Superior Court Judge Kenneth Medel ruled Monday that the public health impact of removing portions of the state’s coronavirus response “outweighs the economic harm to Plaintiffs,” at least pending further examination in any future public hearings.

Medel sided with California Deputy Attorney General Jonathan Eisenberg, who argued in court last week that although the state recognizes that businesses are experiencing financial harm, that does not justify reopening indoor service as the pandemic is “spiraling out of control.” With recently spiking coronavirus cases, there is potential for more infections and death, Eisenberg said.

Local commercial brokers said the pandemic is continuing to put pressure on businesses to survive as options for serving customers are limited by changing government restrictions that vary among jurisdictions.

“I think for both restaurants and gyms it is tougher now given the weather is not as nice as summer where all wanted to sit outdoors,” said Mike Moser, principal in brokerage Retail Insite, who was not involved in the legal case. “Some locations and centers will do their best to adapt and try to survive through this with outside service, but it will be much tougher given the winter season.”

The suit was filed by restaurants Cowboy Star and Home and Away, and the gyms Fit Athletic and Bear Republic. It named the state and county as defendants.

Representatives from the parties did not return requests for comment by CoStar News.

The operators of the two San Diego area restaurants and two gyms filed the suit seeking a temporary restraining order against the latest state-imposed restrictions that prevent them from indoor operations, which they said was on behalf of all businesses in those industries.

Plaintiffs asked the court to let businesses to continue to operate indoors at limited capacity, as they had been doing for the past several weeks in the less restrictive red tier, despite the recently imposed purple tier designation, signifying widespread risk for coronavirus infection.

The suit argued that restaurants and gyms are not to blame for recent statewide increases in coronavirus cases that have prompted state officials to crack down. The filing contended that those two industries should be treated like other industries, such as hair salons and barbershops, that have been allowed to continue operating indoors with proper protocols, even in the purple tier.

While a restraining order was denied, the court said plaintiffs are entitled to a future hearing on the larger general question of whether to allow indoor operations at those businesses. However, county and state pandemic guidelines for San Diego could also change in the future, allowing those indoor operations to return without a court decision.
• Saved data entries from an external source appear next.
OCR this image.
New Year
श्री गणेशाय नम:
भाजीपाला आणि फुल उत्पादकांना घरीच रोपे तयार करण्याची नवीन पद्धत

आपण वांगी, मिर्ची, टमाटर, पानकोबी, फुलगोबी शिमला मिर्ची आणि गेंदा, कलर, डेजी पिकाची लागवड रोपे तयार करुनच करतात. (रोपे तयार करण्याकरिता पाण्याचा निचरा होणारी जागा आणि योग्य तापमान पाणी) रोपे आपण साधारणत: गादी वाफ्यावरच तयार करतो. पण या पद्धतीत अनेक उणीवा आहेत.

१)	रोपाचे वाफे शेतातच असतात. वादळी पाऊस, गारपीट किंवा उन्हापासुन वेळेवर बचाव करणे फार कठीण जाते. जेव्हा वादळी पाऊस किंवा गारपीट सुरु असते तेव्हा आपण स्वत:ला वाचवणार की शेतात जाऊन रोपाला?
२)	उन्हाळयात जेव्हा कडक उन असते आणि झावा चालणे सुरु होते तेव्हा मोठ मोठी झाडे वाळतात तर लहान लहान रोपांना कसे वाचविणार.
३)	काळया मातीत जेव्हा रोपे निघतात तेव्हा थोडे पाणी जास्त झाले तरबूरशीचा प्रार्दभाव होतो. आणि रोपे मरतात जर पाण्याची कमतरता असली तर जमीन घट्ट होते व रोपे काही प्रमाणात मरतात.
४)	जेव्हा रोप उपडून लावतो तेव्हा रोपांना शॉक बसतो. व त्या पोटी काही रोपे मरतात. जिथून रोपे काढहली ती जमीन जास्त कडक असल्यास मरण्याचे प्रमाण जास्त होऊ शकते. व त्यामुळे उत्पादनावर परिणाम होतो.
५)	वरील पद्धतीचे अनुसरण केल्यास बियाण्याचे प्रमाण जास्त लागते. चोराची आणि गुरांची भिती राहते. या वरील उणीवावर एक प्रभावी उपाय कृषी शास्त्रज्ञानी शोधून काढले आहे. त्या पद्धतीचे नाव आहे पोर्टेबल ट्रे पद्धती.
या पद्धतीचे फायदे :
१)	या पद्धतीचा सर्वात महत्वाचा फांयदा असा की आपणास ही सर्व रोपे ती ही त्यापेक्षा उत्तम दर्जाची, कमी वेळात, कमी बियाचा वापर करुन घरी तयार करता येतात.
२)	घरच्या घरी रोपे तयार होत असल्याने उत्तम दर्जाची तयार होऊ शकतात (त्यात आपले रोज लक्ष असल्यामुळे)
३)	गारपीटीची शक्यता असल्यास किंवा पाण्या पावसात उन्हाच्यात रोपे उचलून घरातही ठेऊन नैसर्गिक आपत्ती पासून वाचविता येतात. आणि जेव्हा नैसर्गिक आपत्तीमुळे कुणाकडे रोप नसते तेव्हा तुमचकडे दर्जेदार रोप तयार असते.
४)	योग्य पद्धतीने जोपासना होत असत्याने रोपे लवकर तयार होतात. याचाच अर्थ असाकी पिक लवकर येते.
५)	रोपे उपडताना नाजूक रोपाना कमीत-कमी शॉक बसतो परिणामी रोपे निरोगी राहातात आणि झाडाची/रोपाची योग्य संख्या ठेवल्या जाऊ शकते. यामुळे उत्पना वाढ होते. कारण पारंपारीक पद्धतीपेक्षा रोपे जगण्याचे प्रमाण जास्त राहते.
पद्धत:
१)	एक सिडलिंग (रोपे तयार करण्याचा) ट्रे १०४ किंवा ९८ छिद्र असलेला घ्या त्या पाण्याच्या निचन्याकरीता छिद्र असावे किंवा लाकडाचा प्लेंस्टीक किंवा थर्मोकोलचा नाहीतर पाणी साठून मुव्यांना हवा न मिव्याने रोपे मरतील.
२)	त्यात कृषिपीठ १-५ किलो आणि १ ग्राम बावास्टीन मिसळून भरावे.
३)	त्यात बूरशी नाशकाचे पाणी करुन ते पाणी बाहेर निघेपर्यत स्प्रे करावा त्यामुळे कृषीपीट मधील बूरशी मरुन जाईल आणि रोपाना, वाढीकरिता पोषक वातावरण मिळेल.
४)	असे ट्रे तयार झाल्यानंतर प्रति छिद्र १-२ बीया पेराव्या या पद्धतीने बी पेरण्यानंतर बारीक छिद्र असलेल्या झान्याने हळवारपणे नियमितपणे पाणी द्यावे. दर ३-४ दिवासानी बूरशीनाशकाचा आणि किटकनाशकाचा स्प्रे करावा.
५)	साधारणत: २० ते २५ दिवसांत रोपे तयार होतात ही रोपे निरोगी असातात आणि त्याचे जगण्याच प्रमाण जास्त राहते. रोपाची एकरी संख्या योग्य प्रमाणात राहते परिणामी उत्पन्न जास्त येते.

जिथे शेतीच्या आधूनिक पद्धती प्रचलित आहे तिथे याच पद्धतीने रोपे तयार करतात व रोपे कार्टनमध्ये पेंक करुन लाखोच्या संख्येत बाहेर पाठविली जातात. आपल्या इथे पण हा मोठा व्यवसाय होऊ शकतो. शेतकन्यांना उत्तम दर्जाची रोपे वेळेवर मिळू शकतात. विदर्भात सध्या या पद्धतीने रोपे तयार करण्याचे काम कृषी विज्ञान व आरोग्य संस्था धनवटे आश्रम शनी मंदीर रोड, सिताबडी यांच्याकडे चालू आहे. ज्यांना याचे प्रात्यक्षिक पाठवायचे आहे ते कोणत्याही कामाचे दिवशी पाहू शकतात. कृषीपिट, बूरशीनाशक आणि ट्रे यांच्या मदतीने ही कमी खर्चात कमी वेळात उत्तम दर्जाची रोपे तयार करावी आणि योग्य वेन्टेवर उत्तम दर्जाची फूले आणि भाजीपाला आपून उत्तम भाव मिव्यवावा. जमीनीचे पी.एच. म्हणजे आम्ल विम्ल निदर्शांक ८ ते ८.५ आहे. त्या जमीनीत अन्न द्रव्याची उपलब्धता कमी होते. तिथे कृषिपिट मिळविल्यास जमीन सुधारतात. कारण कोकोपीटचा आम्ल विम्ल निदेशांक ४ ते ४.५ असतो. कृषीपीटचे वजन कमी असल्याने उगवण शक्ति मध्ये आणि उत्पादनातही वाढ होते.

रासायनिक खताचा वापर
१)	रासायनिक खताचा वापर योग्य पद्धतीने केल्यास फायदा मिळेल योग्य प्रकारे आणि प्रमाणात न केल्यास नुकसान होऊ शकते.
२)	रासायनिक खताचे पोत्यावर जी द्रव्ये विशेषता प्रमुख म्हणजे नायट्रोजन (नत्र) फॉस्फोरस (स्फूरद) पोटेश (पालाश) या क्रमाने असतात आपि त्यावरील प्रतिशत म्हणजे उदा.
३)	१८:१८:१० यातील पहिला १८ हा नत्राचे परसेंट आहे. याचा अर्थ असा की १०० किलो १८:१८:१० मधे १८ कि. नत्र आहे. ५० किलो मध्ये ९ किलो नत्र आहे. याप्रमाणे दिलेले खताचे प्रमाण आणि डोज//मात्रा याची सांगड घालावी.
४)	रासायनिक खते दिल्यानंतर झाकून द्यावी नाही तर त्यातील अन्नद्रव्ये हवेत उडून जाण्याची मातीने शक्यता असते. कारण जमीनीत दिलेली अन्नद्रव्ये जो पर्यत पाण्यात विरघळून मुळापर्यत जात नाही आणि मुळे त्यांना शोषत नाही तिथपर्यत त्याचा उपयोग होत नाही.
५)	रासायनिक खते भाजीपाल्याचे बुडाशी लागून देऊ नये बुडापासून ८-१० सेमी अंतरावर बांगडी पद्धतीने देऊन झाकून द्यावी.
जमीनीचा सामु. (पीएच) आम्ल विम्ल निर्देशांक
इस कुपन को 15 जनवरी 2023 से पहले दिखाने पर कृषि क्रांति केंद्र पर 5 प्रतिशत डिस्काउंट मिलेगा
A spokesman for one of the restaurants told the San Diego Union Tribune that plaintiffs were considering their next moves.

The latest San Diego County health data showed the category that includes restaurants and bars making up 9.2% percent of the region’s coronavirus cases, with gyms representing 0.4%.

The purple tier allows only outdoor operations for businesses including restaurants, gyms and movie theaters. California generally allows individual counties to make pandemic guidelines more restrictive than those of the state, but not less restrictive.

In San Diego and other regions, weather, space availability and other factors have made it difficult for many businesses to feasibly transition to outdoor services and make up for business lost during the pandemic over the past eight months.

“I have heard from a number of landlords and tenants that [some tenants] are now not able to pay rent, and I believe we will see more bankruptcies and permanent closures,” Moser said.